Donc un espace de dimension 1,4, c’est une ligne repliée sur elle même de façon récursive de sorte qu’à force de la replier à l’infini elle finisse par recouvrir complètement une surface, mais si on s’arrête avant (et il faut bien s’arrêter un jour) alors la surface a encore des trous et la deuxième dimension n’est pas complète : 1 (la ligne)+0,4 (le repliement). Pour la dérivation c’est un peu plus compliqué à expliquer. Alors je vous propose de vous filer mes notes de conférence (3 pages). Demandez moi.

Mme Fisher, voilà, j’ai vieilli, je sais. Je suis loin d’être devenu un spécialiste de ce genre de chose, mais au moins j’ai une idée de ce dont il retourne, et cette idée m’a même ouvert quelques perspectives en ce qui concerne mon travail de recherche : ben oui, les réseaux de neurones, il y a un peu de fractalité quand on y réfléchit bien… Alors en somme, merci beaucoup Alain pour cette conférence remarquable de clarté et de pédagogie et qui m’a enfin permis de rayer quelques lignes de ma liste des mystères de ce monde.
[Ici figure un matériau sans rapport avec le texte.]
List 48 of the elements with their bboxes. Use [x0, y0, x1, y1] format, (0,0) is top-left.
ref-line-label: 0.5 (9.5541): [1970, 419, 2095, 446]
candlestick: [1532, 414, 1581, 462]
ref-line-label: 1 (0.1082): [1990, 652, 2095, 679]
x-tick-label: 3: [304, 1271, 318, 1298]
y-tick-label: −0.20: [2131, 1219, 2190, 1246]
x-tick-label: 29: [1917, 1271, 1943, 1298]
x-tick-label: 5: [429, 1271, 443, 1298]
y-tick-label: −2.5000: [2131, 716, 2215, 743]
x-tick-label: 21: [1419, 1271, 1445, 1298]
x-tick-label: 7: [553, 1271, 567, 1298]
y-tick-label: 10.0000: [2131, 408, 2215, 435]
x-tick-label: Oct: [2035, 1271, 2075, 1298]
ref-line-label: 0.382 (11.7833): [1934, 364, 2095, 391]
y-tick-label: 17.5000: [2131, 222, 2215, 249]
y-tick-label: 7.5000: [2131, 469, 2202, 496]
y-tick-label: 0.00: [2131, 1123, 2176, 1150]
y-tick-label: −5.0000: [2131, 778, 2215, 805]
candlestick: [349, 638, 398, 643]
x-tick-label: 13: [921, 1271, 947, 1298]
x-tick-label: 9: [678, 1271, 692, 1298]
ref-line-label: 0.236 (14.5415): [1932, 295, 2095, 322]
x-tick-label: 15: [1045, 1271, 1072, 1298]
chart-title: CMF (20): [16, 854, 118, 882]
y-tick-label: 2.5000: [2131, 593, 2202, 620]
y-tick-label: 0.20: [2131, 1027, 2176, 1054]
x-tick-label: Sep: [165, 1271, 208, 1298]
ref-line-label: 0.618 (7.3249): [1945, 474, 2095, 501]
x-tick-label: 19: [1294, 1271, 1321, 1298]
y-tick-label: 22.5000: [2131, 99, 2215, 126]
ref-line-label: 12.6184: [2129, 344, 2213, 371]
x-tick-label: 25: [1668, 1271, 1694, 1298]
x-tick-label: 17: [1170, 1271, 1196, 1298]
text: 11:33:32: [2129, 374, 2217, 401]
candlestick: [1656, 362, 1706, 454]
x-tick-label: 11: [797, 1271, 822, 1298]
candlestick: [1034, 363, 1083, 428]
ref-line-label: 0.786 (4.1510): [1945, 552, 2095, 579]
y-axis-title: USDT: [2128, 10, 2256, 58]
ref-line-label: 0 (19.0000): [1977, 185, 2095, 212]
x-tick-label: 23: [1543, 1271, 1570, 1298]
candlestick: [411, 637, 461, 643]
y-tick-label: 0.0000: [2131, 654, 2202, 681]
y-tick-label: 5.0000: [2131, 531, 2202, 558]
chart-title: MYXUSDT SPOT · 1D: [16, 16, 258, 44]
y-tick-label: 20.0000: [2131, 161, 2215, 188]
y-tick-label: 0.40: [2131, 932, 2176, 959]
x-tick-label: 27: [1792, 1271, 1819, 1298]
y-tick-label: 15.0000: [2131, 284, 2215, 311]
1. En première année, le projet TIPE sert d’entrainement à celui que l’on fait en seconde année et que l’on doit soutenir en concours. J’avais alors choisi l’effet Zeeman. Quoi vous vous en fichez ? C’est pas moi qui vous ai demandé de lire cette note ! LOL

2 réponses à “Message pour Mme Fisher”

  • Laurent:

    Nous en avons parlé avec Pam à midi, ça devait être très intéressant hier (notamment le 2,3). Malheureusement l’A86 à occupé tout mon après midi (snif…)
    PS: Je veux bien jeter un coup d’oeil à tes notes !!

  • Yobe:

    Pas de problème, elles sont au labo.

    J’ai quand même oublié de donner une dimension (lol) pratique à ce billet, en donnant des exemples concrets: l’interface air-poumon a une dimension de 2,97, c’est-à-dire que c’est très très proche d’un volume (ça c’est ce qui s’appelle optimiser la surface d’échange !).
    D’un point de vue plus technologique, construire un filtre RC-gamma en cascade de dimension 2,3 permet de briser le compromis bien connu entre stabilité-précision: c’est-à-dire qu’on peut optimiser les deux séparément.